There is a general feeling that traditional iterative methods, based on
matrix splittings, are usually less efficient than the Krylov methods, and that to use these methods effectively one must resort to rather complicated procedures for determining optimal acceleration parameters.
Therefore, in current applications, the traditional methods have generally been relegated to the role of preconditioners. However, as can be concluded from numerical experiments described in this book, such an
opinion is unjustified in many cases.
This book is devoted to the description and convergence analysis of iterative methods based on matrix splittings and their implementation in mesh structures. It is in some sense a summary of the author's
results and experience gained in this important field of numerical linear
algebra.
Zbigniew Woźnicki died in March, 2008, before editing was completed. Two of his friends and colleagues, Janusz Mika of the Institute of Nuclear Research in Otwock, Poland, and Robert Beauwens of the Université Libre de Bruxelles, wrote the following notice.
Zbigniew Woźnicki (Institute of Atomic Energy of Poland) passed away early morning on Saturday 1 March, 2008, as the result of a mesenteric embolism, leaving his wife Ewa and two daughters Agnieszka and Ola.
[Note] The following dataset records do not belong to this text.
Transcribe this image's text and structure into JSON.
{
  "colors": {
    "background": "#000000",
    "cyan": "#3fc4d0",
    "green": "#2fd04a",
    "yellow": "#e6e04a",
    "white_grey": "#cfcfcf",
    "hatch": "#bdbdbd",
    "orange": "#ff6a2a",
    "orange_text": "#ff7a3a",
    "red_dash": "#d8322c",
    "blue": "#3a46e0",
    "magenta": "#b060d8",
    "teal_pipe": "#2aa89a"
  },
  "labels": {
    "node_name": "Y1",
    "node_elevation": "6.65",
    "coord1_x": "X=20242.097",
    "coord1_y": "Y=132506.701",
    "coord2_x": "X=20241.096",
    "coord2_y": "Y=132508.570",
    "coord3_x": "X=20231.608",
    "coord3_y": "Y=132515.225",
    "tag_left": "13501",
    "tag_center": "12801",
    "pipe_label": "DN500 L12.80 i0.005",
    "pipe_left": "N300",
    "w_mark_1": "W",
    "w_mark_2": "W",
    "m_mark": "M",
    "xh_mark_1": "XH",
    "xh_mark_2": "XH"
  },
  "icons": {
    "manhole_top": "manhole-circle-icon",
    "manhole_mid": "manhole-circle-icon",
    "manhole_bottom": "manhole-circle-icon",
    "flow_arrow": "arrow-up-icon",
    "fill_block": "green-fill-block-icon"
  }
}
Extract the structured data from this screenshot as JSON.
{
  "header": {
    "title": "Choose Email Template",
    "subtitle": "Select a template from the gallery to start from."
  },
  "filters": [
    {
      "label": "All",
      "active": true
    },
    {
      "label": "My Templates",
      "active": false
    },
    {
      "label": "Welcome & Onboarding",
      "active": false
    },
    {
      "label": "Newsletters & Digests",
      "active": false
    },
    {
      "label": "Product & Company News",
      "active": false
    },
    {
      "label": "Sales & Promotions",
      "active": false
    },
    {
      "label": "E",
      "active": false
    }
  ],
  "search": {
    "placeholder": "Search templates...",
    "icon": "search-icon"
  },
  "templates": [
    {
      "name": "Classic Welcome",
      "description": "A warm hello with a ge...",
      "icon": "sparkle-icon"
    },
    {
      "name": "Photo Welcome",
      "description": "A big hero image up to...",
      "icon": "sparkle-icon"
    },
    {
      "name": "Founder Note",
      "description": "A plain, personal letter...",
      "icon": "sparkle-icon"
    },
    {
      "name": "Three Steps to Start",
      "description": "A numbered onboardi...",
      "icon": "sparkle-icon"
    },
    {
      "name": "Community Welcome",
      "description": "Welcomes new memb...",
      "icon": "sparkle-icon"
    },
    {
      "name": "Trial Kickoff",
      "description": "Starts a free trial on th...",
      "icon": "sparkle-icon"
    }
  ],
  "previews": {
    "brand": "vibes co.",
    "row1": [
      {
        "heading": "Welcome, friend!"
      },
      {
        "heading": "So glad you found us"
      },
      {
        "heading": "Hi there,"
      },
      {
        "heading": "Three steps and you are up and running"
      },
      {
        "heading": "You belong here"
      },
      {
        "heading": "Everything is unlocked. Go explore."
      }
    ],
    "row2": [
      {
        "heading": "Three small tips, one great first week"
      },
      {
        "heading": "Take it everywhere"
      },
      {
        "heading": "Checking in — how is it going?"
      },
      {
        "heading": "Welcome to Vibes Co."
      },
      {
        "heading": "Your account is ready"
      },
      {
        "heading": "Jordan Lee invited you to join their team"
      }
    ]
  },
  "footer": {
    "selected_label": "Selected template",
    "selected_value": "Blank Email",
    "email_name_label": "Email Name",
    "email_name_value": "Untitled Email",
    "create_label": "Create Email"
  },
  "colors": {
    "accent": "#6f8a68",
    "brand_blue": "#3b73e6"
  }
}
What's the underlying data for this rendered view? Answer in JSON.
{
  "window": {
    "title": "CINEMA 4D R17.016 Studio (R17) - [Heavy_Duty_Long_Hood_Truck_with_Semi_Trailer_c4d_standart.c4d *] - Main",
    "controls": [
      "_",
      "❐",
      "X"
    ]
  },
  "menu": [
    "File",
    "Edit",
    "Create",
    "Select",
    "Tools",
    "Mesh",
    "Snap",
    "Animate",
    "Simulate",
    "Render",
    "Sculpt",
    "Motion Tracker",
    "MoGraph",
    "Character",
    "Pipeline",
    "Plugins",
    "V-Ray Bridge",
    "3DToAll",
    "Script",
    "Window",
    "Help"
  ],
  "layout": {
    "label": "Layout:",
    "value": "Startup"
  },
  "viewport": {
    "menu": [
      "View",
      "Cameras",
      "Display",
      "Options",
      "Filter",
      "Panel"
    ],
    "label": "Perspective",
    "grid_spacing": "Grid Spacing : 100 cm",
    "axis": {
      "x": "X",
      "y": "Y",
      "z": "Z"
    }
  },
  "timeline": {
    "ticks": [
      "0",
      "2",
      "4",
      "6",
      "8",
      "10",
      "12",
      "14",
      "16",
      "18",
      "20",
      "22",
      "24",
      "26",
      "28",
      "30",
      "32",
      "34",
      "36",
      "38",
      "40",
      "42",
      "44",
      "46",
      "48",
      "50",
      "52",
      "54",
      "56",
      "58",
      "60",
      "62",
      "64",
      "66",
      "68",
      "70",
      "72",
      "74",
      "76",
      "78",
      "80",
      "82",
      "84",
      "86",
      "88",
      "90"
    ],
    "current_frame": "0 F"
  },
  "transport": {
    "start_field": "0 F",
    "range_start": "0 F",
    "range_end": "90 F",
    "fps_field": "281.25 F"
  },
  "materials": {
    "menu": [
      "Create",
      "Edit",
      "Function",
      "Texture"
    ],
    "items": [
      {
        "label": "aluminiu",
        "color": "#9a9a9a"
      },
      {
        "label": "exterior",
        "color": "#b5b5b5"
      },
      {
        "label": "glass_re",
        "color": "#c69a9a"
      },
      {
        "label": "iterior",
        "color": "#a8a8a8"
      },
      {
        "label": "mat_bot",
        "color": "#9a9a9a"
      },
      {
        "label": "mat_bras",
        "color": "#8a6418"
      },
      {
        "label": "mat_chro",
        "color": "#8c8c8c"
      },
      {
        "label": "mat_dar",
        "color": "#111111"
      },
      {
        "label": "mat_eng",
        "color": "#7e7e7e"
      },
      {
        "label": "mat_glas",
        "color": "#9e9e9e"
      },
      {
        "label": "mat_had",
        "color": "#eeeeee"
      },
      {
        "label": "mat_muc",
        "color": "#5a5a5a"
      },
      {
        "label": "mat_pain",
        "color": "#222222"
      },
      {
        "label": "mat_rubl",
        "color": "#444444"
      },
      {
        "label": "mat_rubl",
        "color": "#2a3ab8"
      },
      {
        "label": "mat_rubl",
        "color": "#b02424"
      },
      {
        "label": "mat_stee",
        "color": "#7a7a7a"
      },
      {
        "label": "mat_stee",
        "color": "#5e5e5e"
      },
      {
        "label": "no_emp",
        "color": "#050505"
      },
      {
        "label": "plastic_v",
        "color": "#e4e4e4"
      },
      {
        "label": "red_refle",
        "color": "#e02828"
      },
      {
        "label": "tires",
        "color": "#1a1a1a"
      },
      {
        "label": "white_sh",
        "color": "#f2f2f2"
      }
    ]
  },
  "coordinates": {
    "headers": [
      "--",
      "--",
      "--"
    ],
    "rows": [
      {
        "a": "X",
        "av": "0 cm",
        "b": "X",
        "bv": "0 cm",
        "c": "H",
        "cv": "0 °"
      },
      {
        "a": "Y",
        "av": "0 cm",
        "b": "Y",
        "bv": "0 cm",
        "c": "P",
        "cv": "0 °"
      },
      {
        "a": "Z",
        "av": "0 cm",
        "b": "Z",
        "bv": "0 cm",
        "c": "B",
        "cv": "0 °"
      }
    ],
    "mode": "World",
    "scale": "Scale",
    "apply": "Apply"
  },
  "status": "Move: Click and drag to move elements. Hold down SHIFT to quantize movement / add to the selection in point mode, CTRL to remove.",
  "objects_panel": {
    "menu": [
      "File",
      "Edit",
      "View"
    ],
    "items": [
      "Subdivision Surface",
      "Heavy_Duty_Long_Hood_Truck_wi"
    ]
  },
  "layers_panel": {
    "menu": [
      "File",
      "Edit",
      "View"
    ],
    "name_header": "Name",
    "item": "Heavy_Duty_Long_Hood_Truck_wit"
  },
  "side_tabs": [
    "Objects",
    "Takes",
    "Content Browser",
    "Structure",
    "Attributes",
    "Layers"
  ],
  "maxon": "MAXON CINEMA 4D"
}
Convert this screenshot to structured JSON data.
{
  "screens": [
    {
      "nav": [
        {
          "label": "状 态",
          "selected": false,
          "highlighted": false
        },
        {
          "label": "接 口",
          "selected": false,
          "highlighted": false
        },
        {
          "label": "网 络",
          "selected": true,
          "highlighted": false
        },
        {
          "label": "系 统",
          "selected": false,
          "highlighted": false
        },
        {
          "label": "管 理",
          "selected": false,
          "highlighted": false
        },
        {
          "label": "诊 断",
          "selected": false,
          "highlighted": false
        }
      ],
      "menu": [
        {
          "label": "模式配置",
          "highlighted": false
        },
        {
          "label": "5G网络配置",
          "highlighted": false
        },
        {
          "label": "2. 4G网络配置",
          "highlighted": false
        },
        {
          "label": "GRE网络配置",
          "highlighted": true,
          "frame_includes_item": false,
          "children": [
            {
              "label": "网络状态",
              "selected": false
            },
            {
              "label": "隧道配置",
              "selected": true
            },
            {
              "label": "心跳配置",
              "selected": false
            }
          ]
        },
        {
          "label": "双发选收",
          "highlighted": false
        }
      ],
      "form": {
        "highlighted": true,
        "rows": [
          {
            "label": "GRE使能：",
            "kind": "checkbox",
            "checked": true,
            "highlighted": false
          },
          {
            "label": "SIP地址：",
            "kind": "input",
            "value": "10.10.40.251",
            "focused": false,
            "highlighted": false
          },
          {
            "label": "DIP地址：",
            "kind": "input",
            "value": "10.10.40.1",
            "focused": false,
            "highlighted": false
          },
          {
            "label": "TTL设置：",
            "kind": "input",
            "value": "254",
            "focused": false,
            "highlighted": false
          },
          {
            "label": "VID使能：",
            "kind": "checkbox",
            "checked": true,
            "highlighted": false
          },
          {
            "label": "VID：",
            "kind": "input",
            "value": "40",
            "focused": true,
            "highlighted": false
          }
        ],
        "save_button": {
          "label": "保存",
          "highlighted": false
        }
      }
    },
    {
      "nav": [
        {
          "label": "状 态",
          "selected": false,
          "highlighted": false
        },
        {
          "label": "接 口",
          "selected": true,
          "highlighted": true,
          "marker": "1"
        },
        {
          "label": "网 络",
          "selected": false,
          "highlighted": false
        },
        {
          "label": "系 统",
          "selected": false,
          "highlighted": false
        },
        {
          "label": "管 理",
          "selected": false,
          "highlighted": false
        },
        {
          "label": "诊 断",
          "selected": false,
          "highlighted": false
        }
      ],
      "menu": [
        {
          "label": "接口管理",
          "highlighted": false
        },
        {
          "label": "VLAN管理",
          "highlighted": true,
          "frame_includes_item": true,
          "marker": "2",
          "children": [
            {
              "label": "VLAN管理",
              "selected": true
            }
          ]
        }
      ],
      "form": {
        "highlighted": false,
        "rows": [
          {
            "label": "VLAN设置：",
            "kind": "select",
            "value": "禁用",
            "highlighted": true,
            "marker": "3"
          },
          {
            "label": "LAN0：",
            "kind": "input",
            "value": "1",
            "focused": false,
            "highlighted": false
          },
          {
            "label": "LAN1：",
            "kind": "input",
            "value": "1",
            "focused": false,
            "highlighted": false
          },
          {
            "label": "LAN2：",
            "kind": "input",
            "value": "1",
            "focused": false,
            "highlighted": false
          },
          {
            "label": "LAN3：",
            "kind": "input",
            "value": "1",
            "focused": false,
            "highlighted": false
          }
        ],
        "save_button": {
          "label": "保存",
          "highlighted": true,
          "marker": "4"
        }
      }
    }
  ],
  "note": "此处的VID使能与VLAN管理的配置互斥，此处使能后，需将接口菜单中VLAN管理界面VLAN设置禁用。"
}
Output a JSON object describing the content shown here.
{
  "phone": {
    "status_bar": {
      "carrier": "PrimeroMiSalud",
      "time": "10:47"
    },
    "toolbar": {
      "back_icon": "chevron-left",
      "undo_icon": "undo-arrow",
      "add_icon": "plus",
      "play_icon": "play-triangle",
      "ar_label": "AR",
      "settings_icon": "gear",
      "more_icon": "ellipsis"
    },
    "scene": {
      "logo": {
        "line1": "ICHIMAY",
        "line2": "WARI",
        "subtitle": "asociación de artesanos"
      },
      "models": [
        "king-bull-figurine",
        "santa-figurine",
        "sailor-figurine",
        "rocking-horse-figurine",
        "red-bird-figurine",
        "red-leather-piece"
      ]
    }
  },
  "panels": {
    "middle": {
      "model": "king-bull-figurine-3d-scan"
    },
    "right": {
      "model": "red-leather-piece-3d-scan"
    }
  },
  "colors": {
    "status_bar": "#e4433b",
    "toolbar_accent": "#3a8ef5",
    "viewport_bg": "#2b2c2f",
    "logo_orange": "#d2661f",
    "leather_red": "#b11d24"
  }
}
Together with Varga, van der Vorst and Jennings, he was one of the fathers of the incomplete factorization algorithms and of the associated iterative methods. His PhD thesis, published in 1973, although at the beginning not appropriately acknowledged, represented a true breakthrough in the development of these methods, as well as in the general theory of regular splitting, paving the way to countless extensions and leading to many present day applications of ILU factorization algorithms and of their numerous variants.
His recent works included the use of the iterative solution of large linear problems arising in the field of control system design and analysis. The community of matrix iterative analysts lost one of its most prominent members. We, his colleagues, lost a warm and devoted friend.